I want to make geology exciting for kids. ... Getting kids to be able to touch and feel the rocks themselves rather than look at pictures and videos of them, that’s the fun part of geology.
Growing up in Raynham, Jessica Campbell, ’08, remembers a geologist visiting her class to share volcanic rock samples and detail how a volcano melted his boot. That experience fueled a passion for geology that she now hopes to spark in today’s schoolchildren.
“I thought that was the coolest thing in the world,” recalled Campbell, laboratory staff assistant for Bridgewater State University’s Department of Geological Sciences.
During the pandemic, Campbell developed a new initiative to provide hands-on experiences. GeoExplorers, which is a program of BSU’s Center for the Advancement of STEM Education, features kits that teachers can borrow along with corresponding lesson plans. The kits contain rock samples and other supplies needed to complete activities aligned to curriculum standards.
“Getting kids to be able to touch and feel the rocks themselves rather than look at pictures and videos of them, that’s the fun part of geology,” she said.

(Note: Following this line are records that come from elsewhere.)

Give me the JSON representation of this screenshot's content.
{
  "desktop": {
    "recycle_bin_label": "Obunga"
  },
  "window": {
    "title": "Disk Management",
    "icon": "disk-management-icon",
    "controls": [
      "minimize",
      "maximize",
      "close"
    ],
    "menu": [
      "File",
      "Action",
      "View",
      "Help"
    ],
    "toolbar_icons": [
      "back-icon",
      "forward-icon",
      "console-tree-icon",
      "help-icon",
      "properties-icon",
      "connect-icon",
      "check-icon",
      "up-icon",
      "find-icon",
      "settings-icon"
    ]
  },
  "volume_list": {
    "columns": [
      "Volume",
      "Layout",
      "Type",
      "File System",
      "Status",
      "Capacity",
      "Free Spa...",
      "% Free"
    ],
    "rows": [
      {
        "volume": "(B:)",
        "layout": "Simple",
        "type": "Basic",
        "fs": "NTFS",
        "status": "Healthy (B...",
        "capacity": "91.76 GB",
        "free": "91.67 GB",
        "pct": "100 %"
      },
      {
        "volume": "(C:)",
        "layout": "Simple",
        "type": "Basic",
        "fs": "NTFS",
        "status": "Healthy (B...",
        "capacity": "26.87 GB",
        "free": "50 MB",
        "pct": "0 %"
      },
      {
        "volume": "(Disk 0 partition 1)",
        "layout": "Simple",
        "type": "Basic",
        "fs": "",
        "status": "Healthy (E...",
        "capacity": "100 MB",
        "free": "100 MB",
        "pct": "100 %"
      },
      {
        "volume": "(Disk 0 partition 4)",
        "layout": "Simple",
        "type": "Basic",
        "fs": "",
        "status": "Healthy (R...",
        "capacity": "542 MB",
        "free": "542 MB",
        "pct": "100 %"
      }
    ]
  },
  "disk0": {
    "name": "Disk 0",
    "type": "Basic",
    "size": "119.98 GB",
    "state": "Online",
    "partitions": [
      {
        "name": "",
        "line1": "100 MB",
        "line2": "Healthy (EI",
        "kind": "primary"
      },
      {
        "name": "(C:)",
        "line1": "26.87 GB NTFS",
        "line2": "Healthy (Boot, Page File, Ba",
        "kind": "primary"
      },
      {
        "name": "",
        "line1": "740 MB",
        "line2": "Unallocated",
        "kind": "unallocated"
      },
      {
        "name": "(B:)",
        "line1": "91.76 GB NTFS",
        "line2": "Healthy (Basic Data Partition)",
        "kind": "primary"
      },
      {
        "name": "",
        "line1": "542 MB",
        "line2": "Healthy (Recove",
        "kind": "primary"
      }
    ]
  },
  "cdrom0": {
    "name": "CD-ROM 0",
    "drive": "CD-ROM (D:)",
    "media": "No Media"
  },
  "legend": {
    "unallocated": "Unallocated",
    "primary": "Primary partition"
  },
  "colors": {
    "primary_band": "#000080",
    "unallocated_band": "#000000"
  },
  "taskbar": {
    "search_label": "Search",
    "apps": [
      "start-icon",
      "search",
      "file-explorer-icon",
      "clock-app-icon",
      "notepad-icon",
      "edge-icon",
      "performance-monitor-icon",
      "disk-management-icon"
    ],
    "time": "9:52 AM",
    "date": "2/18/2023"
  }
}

The program aims to make lessons more accessible to K-12 students by alleviating barriers to hands-on learning. Acquiring rock samples or traveling to sites can be expensive and unfeasible for schools, Campbell said.
The kits allow students to explore a 3D model of Mount St. Helens, discover the living and non-living components of soil, make their own fossils, and study weathering and erosion. Online learning modules are also available.

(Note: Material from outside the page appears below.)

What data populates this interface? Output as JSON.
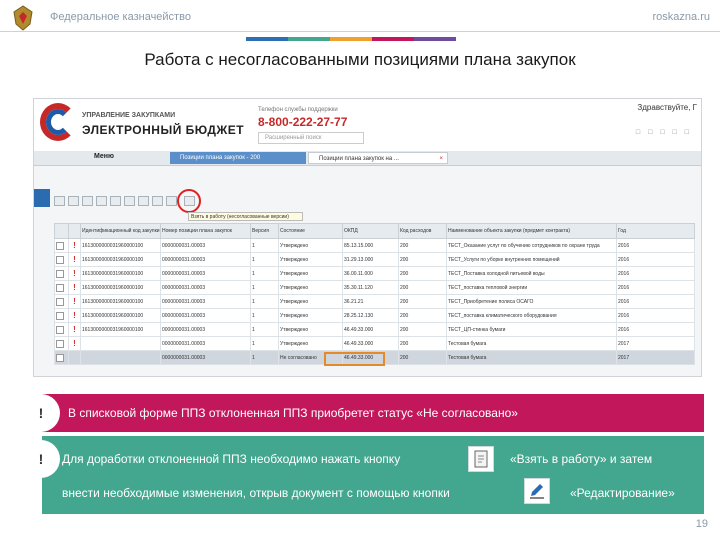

The lessons are geared to specific grade levels. A mineral activity, for example, connects to kindergarteners’ study of shapes.

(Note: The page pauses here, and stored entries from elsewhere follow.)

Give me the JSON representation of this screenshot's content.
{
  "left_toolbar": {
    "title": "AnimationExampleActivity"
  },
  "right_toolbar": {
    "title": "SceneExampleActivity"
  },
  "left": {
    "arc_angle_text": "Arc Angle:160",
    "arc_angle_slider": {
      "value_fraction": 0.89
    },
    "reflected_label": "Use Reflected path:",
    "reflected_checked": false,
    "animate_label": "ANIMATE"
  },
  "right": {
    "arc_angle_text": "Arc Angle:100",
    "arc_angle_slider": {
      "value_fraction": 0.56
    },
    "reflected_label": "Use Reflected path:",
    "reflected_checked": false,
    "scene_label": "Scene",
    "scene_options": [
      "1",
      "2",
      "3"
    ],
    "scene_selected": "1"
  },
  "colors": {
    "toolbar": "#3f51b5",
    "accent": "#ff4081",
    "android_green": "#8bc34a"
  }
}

“I’m trying to stick geology in where teachers may not think to stick geology in,” she said.
While GeoExplorers officially launches this fall, Campbell worked with Brockton fifth graders on a lesson on viscosity last academic year. Students were learning remotely at that time, but used water, cooking oil, syrup and other household items to compare how easily liquids flowed. The goal was to help them understand how the viscosity of magma shapes volcanoes.
“I loved doing this experiment. It was so fun,” one student wrote in a thank you note to Campbell. Another said: “Volcanoes are awesome!”
That’s exactly the reaction Campbell hopes students have.
“I want to make geology exciting for kids,” she said.